The story is simple: a Mayan prophecy predicts that the end – or rather, destruction – of the world will happen in the year 2012. The government prepare for the worst, keeping that a secret from the public until "the time is right." Finally we land at the dreaded titular year, and things start to go very bad for humanity. Sea levels rise, floods are abound, earthquakes appear left, right and centre, building collapse, volcanoes erupt and you can add every other type of disaster you can think of to that list. We specifically follow Cusack's Jackson Curtis (something to be noted: switch those two names around and you have the real name of rapper 50 Cent – on purpose or just a coincidence?) and his family as they try to flee and evade disaster at every interval.
I won't explain anymore about where the plot heads (the ads probably do that for me), but needless to say there's a chance at survival for at least some of the population. The plot of an Emmerich film is never important, nor are the characters, and that's once again an issue once the appeal of the visuals and general destruction wears off. That sort of thing can only go so far before it gets tedious, and most of Emmerich's films have gotten away with it (just barely) because their runtimes are rarely that lengthy. However, at almost two hours and 40 minutes, 2012 far outstays its welcome, and the fact that it doesn't let up with its worldwide destruction means it gets boring way before the end credits roll.

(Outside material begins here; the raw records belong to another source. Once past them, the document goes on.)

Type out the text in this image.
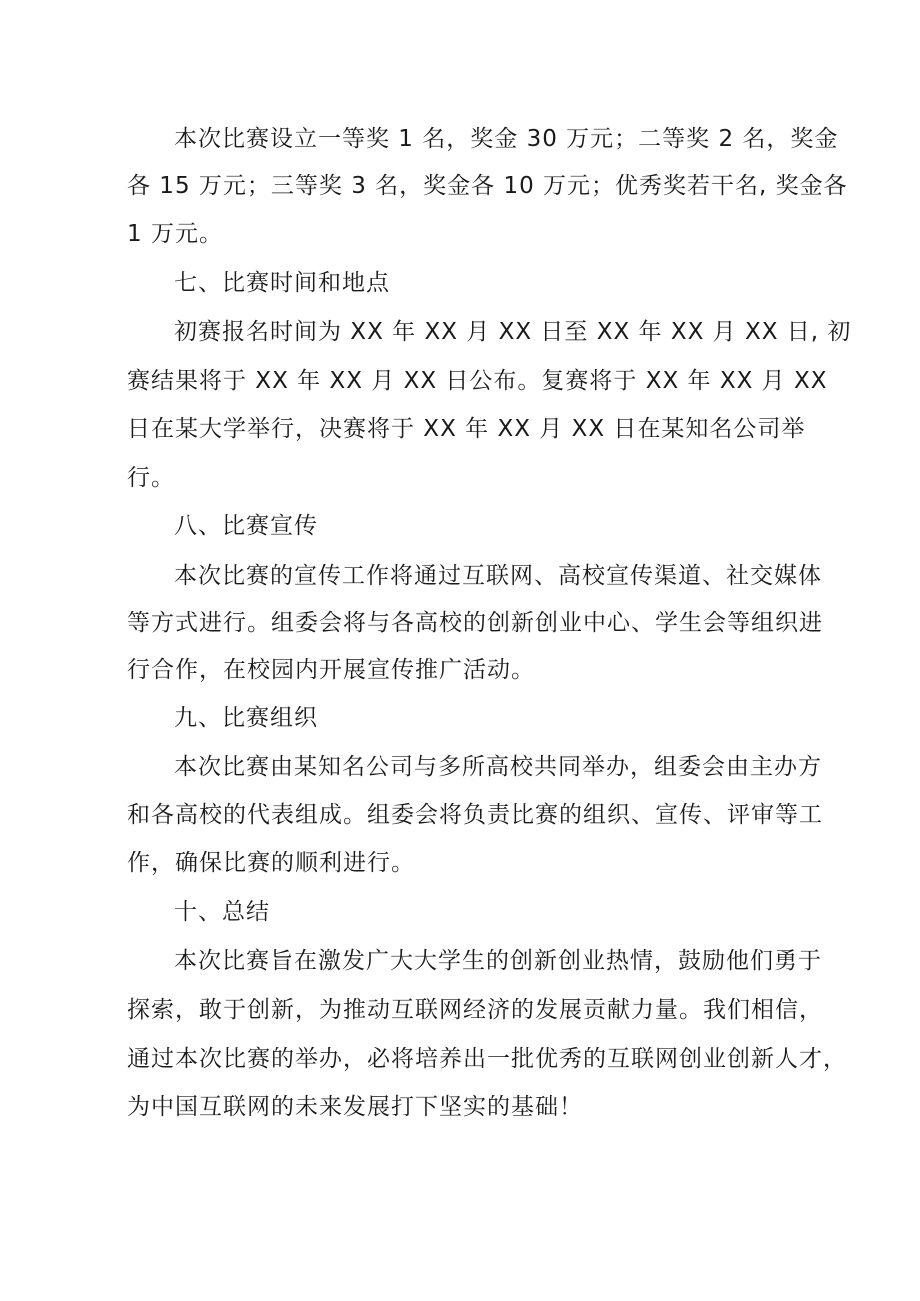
本次比赛设立一等奖 1 名，奖金 30 万元；二等奖 2 名，奖金
各 15 万元；三等奖 3 名，奖金各 10 万元；优秀奖若干名, 奖金各
1 万元。
七、比赛时间和地点
初赛报名时间为 XX 年 XX 月 XX 日至 XX 年 XX 月 XX 日, 初
赛结果将于 XX 年 XX 月 XX 日公布。复赛将于 XX 年 XX 月 XX
日在某大学举行，决赛将于 XX 年 XX 月 XX 日在某知名公司举
行。
八、比赛宣传
本次比赛的宣传工作将通过互联网、高校宣传渠道、社交媒体
等方式进行。组委会将与各高校的创新创业中心、学生会等组织进
行合作，在校园内开展宣传推广活动。
九、比赛组织
本次比赛由某知名公司与多所高校共同举办，组委会由主办方
和各高校的代表组成。组委会将负责比赛的组织、宣传、评审等工
作，确保比赛的顺利进行。
十、总结
本次比赛旨在激发广大大学生的创新创业热情，鼓励他们勇于
探索，敢于创新，为推动互联网经济的发展贡献力量。我们相信，
通过本次比赛的举办，必将培养出一批优秀的互联网创业创新人才，
为中国互联网的未来发展打下坚实的基础！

On the surface it may seem like some attention is paid to the characters and the importance of their lives, after all the whole movie is about humans trying to survive what seemingly can't be survived (a certain pointlessness and hopelessness is at play). But if you look past the surface you can see it's all just "insert here" for any emotional moments regarding specific human characters Emmerich thinks we care about but we really don't. There is talented actors to be found, from Cusack to Amanda Peet, Chiwetel Ejiofor, Oliver Platt and Woody Harrelson (who's easily the best character in the film), but they're all completely wasted for the most part, with nothing to do but react to what's going on around them (something which is entirely unconvincing at the best of times).
The visuals really are spectacular here, even if the destruction they make at least quasi-believable gets tiring after a while. Shots of tsunami's sweeping cities, earthquakes causing buildings to collapse, and volcanoes spitting giant fireballs are often jaw-dropping. However, isn't that to be expected with a price tag of around $200 million? You get what you pay for, as they say.
For some reason a Roland Emmerich film has failed to have both epic destruction and crazy visual effects along with great character development and a strong story since 1996's Independence Day. Since then his movies have only really facilitated a sort of morbid curiosity in movie goers in seeing parts of their world destroyed, whether it by giant monsters (Godzilla) or by natural disasters (The Day After Tomorrow). 2012 is just another one of those, a movie which at first is entertaining in a "switch off your brain" sort of way, but which gets tiresome and repetitive before the half-way point, leaving you looking at your watch and wanting the credits to roll.
Some laughable dialogue and ridiculous plot points, under-developed characters played by wasted actors and a far too long runtime leads to the conclusion this isn't worth the time and money it takes to watch it. If you're a big fan of disaster movies you'll want to see it, and will be able to forgive it's huge flaws in lieu of the visuals more than others. But for everyone else you might as well rent one of Emmerich's other movies – in the end you'll get the same effect.